Monday, October 28, 2013

The Grillo Brand

Friends come and go, enemies accumulate. I've argued friends into enmity over religion, sport and fluoridation, to name a few topics off the top of my head. Seeing how popular the Jeremy Paxton interview of Russell Brand is around the place, I'm preparing to take a hit to the circle in order to triangulate this village idiot in the public square.

Since first encountering the persona of Russell Brand, not a long time ago admittedly, I have considered him a clown. It's as if someone had taken Brit comedian Ross Noble, forced him into a perm and Boy George make-up, and then gave him a wanker transplant.

Maybe it's the born-again addict schtick he waves about the place, giving high functioning dope fiends a bad rap with his disease-ification of joie de vivre. Perhaps it's the humourless earnestness, without the rudimentary acting talent of Brangelina to balance it out a little.

But this most recent bit of theatre goes beyond absurd. Such rants should be taken as seriously as a first year BA student pontificating over Jager shots in the uni pub, with which the appearance bears a striking resemblance.

A little knowledge can be a dangerous thing, and Brand knows even less.
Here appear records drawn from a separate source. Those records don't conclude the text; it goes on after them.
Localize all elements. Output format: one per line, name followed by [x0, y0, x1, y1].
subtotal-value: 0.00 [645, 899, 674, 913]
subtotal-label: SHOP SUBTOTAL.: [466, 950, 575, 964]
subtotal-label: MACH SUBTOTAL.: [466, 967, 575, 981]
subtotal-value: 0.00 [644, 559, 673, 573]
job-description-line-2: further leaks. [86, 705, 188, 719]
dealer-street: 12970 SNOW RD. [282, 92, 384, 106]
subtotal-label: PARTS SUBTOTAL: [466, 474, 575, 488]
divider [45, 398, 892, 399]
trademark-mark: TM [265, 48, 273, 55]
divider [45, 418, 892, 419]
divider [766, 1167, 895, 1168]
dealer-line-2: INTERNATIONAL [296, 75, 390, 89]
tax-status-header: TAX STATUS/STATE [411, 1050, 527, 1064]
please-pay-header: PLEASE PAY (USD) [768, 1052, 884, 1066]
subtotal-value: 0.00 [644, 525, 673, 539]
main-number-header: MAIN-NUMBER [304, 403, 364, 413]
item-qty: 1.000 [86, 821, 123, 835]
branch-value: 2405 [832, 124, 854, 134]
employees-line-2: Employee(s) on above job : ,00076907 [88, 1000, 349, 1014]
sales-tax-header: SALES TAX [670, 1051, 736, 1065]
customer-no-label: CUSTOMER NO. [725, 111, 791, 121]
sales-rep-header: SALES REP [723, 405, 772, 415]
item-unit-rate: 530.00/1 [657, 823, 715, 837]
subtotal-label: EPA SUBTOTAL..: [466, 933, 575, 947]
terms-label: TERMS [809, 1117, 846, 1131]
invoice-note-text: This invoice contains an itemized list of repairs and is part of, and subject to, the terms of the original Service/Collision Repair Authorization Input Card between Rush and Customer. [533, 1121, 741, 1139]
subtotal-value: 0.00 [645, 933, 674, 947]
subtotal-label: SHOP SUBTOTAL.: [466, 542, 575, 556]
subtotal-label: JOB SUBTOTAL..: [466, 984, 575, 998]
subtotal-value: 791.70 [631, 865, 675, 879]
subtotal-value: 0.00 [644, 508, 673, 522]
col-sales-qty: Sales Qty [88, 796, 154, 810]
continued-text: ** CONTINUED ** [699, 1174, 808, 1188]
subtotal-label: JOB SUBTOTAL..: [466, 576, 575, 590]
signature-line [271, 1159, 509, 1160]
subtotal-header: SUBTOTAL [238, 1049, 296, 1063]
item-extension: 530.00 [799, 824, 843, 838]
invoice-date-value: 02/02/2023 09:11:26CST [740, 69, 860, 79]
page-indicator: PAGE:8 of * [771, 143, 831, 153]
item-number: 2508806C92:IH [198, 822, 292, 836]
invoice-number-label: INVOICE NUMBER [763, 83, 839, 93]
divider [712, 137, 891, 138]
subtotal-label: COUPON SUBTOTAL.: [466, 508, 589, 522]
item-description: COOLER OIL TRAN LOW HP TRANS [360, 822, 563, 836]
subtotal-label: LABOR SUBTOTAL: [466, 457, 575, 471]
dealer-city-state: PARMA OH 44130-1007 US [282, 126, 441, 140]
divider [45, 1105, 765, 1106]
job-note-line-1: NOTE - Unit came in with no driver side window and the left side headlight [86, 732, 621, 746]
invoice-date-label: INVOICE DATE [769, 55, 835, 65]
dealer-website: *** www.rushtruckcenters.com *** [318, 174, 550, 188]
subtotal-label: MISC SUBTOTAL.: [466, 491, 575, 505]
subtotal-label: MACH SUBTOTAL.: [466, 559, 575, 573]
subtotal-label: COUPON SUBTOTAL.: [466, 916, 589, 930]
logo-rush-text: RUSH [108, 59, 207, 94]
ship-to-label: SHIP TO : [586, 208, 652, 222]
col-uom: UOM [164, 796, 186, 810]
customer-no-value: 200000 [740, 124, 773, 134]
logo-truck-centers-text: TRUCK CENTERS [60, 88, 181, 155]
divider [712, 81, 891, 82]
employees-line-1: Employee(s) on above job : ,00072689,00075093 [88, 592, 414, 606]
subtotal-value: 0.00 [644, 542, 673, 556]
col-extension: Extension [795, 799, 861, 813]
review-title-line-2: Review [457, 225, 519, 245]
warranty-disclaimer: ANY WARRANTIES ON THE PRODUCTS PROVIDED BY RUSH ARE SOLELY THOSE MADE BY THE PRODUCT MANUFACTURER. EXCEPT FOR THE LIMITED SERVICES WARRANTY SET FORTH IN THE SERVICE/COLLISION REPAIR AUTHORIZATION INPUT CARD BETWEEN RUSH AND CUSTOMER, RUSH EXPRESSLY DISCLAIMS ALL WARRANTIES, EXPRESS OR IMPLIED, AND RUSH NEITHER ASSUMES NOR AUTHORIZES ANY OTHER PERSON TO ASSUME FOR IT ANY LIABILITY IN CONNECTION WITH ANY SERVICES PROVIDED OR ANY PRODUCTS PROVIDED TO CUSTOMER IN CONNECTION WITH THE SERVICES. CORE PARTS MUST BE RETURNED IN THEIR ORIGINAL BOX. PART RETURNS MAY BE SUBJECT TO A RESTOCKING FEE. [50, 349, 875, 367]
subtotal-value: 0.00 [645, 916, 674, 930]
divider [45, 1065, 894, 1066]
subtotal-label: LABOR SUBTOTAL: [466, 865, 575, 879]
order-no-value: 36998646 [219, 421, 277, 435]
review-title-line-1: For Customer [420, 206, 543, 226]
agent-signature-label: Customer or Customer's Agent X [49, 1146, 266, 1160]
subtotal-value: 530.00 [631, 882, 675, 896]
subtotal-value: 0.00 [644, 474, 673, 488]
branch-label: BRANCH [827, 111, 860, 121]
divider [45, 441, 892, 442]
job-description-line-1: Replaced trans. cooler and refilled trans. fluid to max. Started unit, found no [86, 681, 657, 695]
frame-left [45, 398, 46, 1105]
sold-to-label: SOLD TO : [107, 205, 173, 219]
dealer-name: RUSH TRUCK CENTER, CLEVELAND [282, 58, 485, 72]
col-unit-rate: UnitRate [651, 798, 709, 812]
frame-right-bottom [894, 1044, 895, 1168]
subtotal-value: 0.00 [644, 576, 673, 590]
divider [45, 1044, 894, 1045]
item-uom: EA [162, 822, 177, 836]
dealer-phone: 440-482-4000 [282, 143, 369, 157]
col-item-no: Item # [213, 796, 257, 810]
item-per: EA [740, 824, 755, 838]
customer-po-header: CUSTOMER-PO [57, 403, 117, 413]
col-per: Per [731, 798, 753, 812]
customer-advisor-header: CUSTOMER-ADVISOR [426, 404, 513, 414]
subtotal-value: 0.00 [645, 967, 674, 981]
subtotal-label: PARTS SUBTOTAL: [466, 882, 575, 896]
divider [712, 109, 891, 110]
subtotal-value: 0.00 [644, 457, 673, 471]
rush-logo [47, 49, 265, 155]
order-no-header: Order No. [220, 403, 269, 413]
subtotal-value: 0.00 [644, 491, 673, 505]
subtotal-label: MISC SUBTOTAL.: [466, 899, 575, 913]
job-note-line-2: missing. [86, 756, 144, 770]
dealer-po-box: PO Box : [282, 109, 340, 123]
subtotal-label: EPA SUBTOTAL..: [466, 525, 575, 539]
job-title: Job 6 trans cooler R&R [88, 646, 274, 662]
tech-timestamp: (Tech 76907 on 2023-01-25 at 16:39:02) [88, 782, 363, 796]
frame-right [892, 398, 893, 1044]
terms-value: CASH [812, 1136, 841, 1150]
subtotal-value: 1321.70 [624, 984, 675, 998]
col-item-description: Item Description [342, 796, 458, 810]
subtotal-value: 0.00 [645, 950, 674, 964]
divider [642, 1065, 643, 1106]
Strangely, this is a point of pride for him. Ignorance may yet be bliss. In this, he follows Italian politician Grillo, the anti-political politician. Or the Weimar Republic with its splintering political factions. All in all, not a good omen.

Sure, he could do all that boring stuff like reading the details; the sum of our histories, perhaps a bit of his namesake Bertrand Russell. He definitely needs to stay away from Jean-Paul Sartre. You only have to look at South-East Asia's recent past to see where following him leads. Camus at a pinch would help. The Trial Fall is short enough for even Brand's attention span.

No, it must be Revolution, sez him. We must burn the village to save it. Well, Russ, nine hundred and ninety-nine times out of thousand all you'll end up with is a burnt village. A homogenised wasteland, like the Australian outback or Colin Craig's wardrobe.

Never fuck with entropy. The second law of thermodynamics will always win. It will be how things end, not with a bang but with a whimper (literary reference there, Russ).

Destruction is easy. Creation is hard. I wouldn't want to live on a planet ruled by Russell Brand or anything like his vacuous populism. I'd rather be ruled by lizards than amoebas.